Trying to remove the cloak of secrecy that has surrounded serious juvenile crimes, the Senate voted overwhelmingly on Monday to create a list of juvenile sex offenders and make it available to the public.
“Our whole intention is to protect kids in the school, protect kids in the home, protect your kids,” Senate Judiciary Committee Chairman Denton Darrington said.
The legislation, which now goes to the House for final action, is similar to the expanded adult sexual offender measure that the Senate forwarded to the House last week.
The measure approved Monday requires juveniles over age 13, after being released from custody, to register annually with law enforcement officials if they have been convicted as juveniles of sexual crimes that would be felonies if they had been committed by adults.
The names automatically would be removed from the register at age 21 unless a prosecutor convinces a judge that continued registration would be in the public interest.
A year ago, lawmakers voted to make previously secret Juvenile Court records and proceedings open to the public when the crimes would be felonies if they had been committed by adults.
On Monday, Darrington, R-Declo, justified the sex offender registry with statistics from the latest attorney general’s report on sex crimes. They showed another dramatic increase in juvenile offenders: to 127 cases involving 163 victims.

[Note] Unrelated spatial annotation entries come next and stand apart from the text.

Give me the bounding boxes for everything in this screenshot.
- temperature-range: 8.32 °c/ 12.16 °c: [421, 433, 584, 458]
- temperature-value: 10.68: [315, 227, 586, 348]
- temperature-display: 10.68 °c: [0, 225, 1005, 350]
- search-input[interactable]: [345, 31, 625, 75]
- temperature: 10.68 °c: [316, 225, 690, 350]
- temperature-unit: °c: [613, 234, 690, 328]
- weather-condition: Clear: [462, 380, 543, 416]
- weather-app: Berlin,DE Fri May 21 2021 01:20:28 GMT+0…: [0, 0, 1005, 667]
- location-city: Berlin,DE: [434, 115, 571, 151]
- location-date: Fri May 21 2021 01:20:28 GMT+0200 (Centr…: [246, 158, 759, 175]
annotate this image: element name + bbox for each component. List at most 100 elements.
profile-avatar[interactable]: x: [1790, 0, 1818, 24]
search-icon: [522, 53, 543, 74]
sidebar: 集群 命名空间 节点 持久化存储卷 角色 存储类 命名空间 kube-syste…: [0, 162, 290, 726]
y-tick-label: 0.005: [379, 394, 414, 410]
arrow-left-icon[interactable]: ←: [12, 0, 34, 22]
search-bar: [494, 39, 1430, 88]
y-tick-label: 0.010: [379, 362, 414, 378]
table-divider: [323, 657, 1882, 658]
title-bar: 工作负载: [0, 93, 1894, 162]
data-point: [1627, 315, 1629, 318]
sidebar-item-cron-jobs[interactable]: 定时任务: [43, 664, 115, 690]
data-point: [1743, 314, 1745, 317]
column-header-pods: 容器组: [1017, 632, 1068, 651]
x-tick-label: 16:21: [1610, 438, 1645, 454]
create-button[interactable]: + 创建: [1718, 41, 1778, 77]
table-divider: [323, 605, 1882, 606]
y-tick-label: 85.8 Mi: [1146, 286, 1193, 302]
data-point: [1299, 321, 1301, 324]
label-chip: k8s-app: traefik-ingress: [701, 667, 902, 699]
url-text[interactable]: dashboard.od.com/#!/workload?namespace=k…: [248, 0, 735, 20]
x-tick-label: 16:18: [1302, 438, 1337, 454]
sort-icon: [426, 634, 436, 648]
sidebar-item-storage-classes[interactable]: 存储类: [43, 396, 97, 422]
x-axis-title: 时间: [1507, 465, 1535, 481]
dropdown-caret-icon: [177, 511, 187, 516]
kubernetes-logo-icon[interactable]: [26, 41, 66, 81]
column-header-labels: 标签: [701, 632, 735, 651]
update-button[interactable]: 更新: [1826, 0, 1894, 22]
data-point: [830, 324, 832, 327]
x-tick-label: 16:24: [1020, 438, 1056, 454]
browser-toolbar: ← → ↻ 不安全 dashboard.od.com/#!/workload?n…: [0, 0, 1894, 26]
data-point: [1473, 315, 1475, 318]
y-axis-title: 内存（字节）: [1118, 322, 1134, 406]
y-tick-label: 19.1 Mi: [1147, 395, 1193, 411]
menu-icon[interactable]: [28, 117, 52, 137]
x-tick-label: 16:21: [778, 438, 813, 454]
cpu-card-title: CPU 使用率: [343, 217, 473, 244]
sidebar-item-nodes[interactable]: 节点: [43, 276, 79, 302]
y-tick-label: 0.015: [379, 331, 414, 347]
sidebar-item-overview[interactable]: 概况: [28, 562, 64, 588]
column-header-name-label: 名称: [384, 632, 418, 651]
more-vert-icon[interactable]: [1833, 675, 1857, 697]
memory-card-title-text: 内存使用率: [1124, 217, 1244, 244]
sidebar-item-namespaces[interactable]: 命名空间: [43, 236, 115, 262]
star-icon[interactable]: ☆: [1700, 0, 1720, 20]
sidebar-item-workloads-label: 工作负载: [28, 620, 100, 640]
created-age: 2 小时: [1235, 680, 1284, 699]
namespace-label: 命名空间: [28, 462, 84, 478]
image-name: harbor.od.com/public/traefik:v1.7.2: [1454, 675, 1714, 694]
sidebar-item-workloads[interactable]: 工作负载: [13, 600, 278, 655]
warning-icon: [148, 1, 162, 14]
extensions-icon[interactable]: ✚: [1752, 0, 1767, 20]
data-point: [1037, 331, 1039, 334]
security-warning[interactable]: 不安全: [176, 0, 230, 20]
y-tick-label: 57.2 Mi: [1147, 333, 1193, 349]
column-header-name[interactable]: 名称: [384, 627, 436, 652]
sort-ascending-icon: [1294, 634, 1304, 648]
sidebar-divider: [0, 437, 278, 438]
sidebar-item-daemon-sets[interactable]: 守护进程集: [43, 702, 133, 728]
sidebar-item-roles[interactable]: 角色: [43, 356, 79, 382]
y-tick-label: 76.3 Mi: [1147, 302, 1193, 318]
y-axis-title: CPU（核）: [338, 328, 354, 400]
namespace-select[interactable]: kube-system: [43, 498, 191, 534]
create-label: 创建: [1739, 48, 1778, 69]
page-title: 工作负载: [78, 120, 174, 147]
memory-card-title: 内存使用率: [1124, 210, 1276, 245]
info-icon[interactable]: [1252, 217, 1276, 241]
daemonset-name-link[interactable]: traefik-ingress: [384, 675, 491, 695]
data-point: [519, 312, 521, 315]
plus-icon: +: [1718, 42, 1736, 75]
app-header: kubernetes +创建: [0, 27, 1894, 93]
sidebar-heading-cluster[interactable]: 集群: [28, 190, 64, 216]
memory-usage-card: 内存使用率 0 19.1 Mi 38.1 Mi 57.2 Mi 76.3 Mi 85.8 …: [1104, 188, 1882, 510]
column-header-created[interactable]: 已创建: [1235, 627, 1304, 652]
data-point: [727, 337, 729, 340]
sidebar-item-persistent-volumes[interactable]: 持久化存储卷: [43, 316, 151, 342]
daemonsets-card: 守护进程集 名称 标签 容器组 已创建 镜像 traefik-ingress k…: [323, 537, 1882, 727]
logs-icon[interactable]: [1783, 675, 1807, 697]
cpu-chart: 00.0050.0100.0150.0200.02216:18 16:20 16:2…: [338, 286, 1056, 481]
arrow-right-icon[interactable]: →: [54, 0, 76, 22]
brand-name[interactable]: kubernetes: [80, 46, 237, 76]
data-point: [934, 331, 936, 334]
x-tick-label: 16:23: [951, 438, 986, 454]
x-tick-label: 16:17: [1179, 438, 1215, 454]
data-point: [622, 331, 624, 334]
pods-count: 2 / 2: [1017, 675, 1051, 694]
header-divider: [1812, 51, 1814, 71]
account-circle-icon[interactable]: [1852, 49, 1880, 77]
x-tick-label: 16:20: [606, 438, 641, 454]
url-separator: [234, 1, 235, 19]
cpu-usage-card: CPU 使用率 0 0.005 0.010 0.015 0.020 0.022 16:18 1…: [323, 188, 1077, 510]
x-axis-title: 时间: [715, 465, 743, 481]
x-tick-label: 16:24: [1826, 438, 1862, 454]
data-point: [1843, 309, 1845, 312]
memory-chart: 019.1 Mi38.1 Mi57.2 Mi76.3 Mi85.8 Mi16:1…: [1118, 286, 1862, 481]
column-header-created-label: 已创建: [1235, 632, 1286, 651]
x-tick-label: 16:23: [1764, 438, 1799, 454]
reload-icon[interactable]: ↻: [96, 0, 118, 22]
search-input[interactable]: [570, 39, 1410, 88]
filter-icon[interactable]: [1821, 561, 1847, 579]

“We’re finding the offenses are more serious and are being committed at a little younger age and the numbers are up,” Darrington said.
But as he did in opposing the adult sex offender registry, Sen. Cecil Ingram, R-Boise, objected to open access to the registration list, citing one case in which a juvenile’s sex offense became known and he killed himself. “Some of these bills are well-meaning, but they also have unintended consequences,” Ingram said.